JERUSALEM (Reuters) - An Israeli army veteran from the country's Arab minority has joined Islamic State insurgents in Syria, an Israeli security official said on Sunday, confirming a local media report.
Israel says dozens of Muslim Arab citizens have illegally traveled to Islamic State's Syrian or Iraqi fiefdoms, raising concerns they might return radicalized and trained to carry out armed attacks at home.
Arabs make up 20 percent of Israel's population and are generally exempted from military service while most Jewish citizens are drafted. A few Israeli Arabs volunteer for the army or paramilitary police, however.
Walla News said one of the Islamic State recruits previously served in Israel's Givati infantry brigade, a unit that has often operated in Gaza.

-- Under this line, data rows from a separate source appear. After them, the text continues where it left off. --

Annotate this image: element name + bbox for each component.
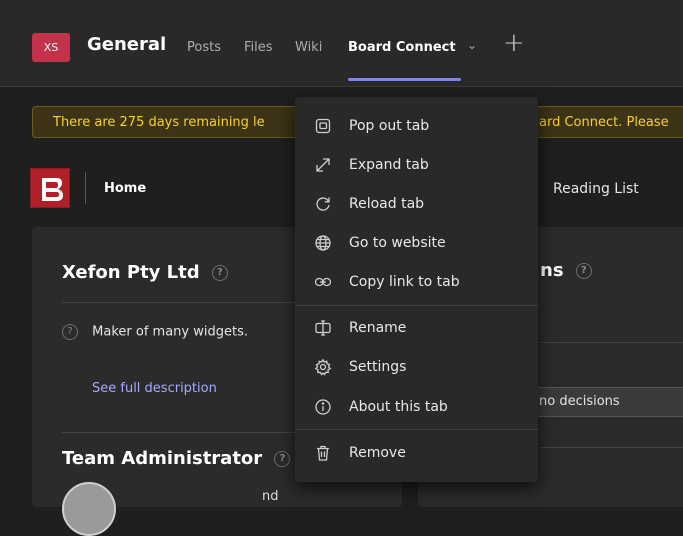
menu-label: Pop out tab bbox=[349, 118, 430, 134]
divider bbox=[62, 302, 302, 303]
team-admin-label: Team Administrator bbox=[62, 448, 263, 469]
globe-icon bbox=[313, 233, 333, 253]
divider bbox=[540, 447, 683, 448]
trash-icon bbox=[313, 443, 333, 463]
menu-label: Go to website bbox=[349, 235, 446, 251]
divider bbox=[540, 342, 683, 343]
decisions-title: ns ? bbox=[540, 260, 592, 281]
active-tab-indicator bbox=[348, 78, 461, 81]
menu-label: Reload tab bbox=[349, 196, 425, 212]
expand-icon bbox=[313, 155, 333, 175]
menu-item-about-this-tab[interactable]: About this tab bbox=[295, 390, 538, 424]
decisions-status: no decisions bbox=[518, 387, 683, 417]
menu-item-pop-out-tab[interactable]: Pop out tab bbox=[295, 109, 538, 143]
menu-separator bbox=[295, 429, 538, 430]
tab-files[interactable]: Files bbox=[244, 40, 273, 55]
menu-label: Remove bbox=[349, 445, 406, 461]
help-icon[interactable]: ? bbox=[274, 451, 291, 467]
menu-item-copy-link[interactable]: Copy link to tab bbox=[295, 265, 538, 299]
navbar-divider bbox=[85, 172, 86, 204]
pop-out-icon bbox=[313, 116, 333, 136]
company-title: Xefon Pty Ltd ? bbox=[62, 262, 228, 283]
company-description: ? Maker of many widgets. bbox=[62, 324, 248, 340]
decisions-title-text: ns bbox=[540, 260, 564, 281]
channel-header: XS General Posts Files Wiki Board Connec… bbox=[0, 0, 683, 87]
reload-icon bbox=[313, 194, 333, 214]
board-connect-logo[interactable] bbox=[30, 168, 70, 208]
channel-name: General bbox=[87, 34, 167, 55]
team-avatar[interactable]: XS bbox=[32, 33, 70, 62]
banner-text-right: ard Connect. Please bbox=[539, 115, 669, 130]
home-link[interactable]: Home bbox=[104, 181, 146, 196]
menu-label: Rename bbox=[349, 320, 407, 336]
menu-item-expand-tab[interactable]: Expand tab bbox=[295, 148, 538, 182]
rename-icon bbox=[313, 318, 333, 338]
menu-separator bbox=[295, 305, 538, 306]
add-tab-icon[interactable]: + bbox=[503, 28, 525, 58]
info-icon bbox=[313, 397, 333, 417]
menu-label: Copy link to tab bbox=[349, 274, 460, 290]
banner-text-left: There are 275 days remaining le bbox=[53, 115, 265, 130]
tab-posts[interactable]: Posts bbox=[187, 40, 221, 55]
chevron-down-icon[interactable]: ⌄ bbox=[467, 38, 477, 52]
help-icon[interactable]: ? bbox=[575, 263, 592, 279]
description-text: Maker of many widgets. bbox=[92, 324, 248, 340]
menu-item-go-to-website[interactable]: Go to website bbox=[295, 226, 538, 260]
admin-avatar bbox=[62, 482, 116, 536]
team-admin-title: Team Administrator ? bbox=[62, 448, 291, 469]
reading-list-link[interactable]: Reading List bbox=[553, 181, 639, 197]
tab-wiki[interactable]: Wiki bbox=[295, 40, 322, 55]
menu-item-reload-tab[interactable]: Reload tab bbox=[295, 187, 538, 221]
link-icon bbox=[313, 272, 333, 292]
help-icon[interactable]: ? bbox=[211, 265, 228, 281]
menu-item-remove[interactable]: Remove bbox=[295, 436, 538, 470]
menu-item-rename[interactable]: Rename bbox=[295, 311, 538, 345]
tab-context-menu: Pop out tab Expand tab Reload tab Go to … bbox=[295, 97, 538, 482]
menu-label: Settings bbox=[349, 359, 407, 375]
gear-icon bbox=[313, 357, 333, 377]
menu-label: About this tab bbox=[349, 399, 448, 415]
company-name: Xefon Pty Ltd bbox=[62, 262, 200, 283]
tab-board-connect[interactable]: Board Connect bbox=[348, 40, 456, 55]
see-full-description-link[interactable]: See full description bbox=[92, 381, 217, 396]
help-icon[interactable]: ? bbox=[62, 324, 78, 340]
divider bbox=[62, 432, 302, 433]
menu-label: Expand tab bbox=[349, 157, 429, 173]
menu-item-settings[interactable]: Settings bbox=[295, 350, 538, 384]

Walla did not name the man or provide details on when he left for Syria, saying only that he was a Muslim from a village in northern Israel, was estranged from his family and would have been discharged from the army in January 2014.

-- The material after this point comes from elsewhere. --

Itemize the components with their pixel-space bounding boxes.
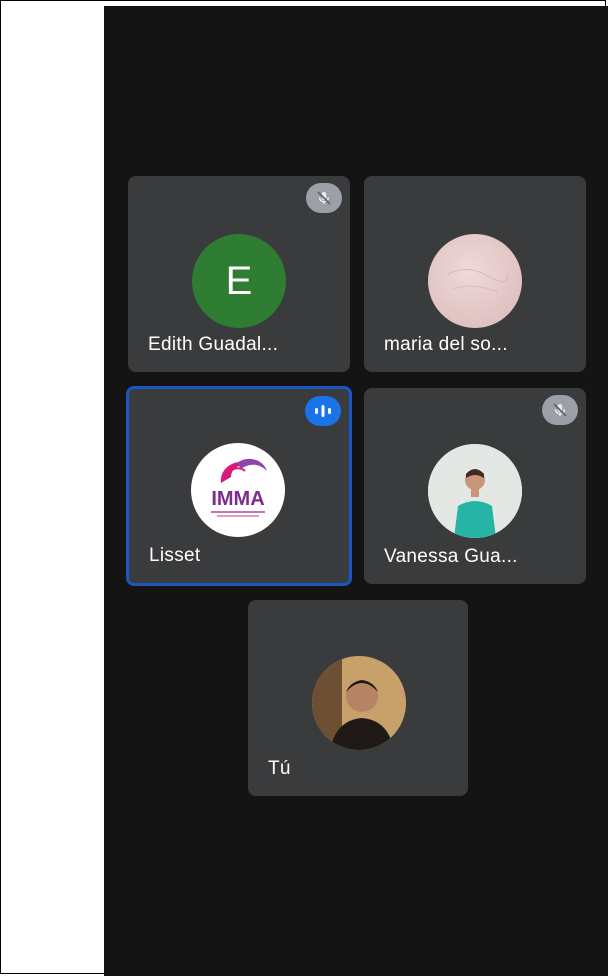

Asked about the report, an Israeli security official told Reuters: "We are familiar with this case." The official did not elaborate.
Israel has been cracking down on suspected Islamic State sympathizers in its Arab communities and among Palestinians in the occupied West Bank. The ultra-violent jihadi group also has a presence in the neighboring Gaza Strip and Egyptian Sinai.
Israeli concerns were raised in October after two videos surfaced in which militants identifying themselves as Islamic State members and speaking Arabic-accented Hebrew threatened to attack the country.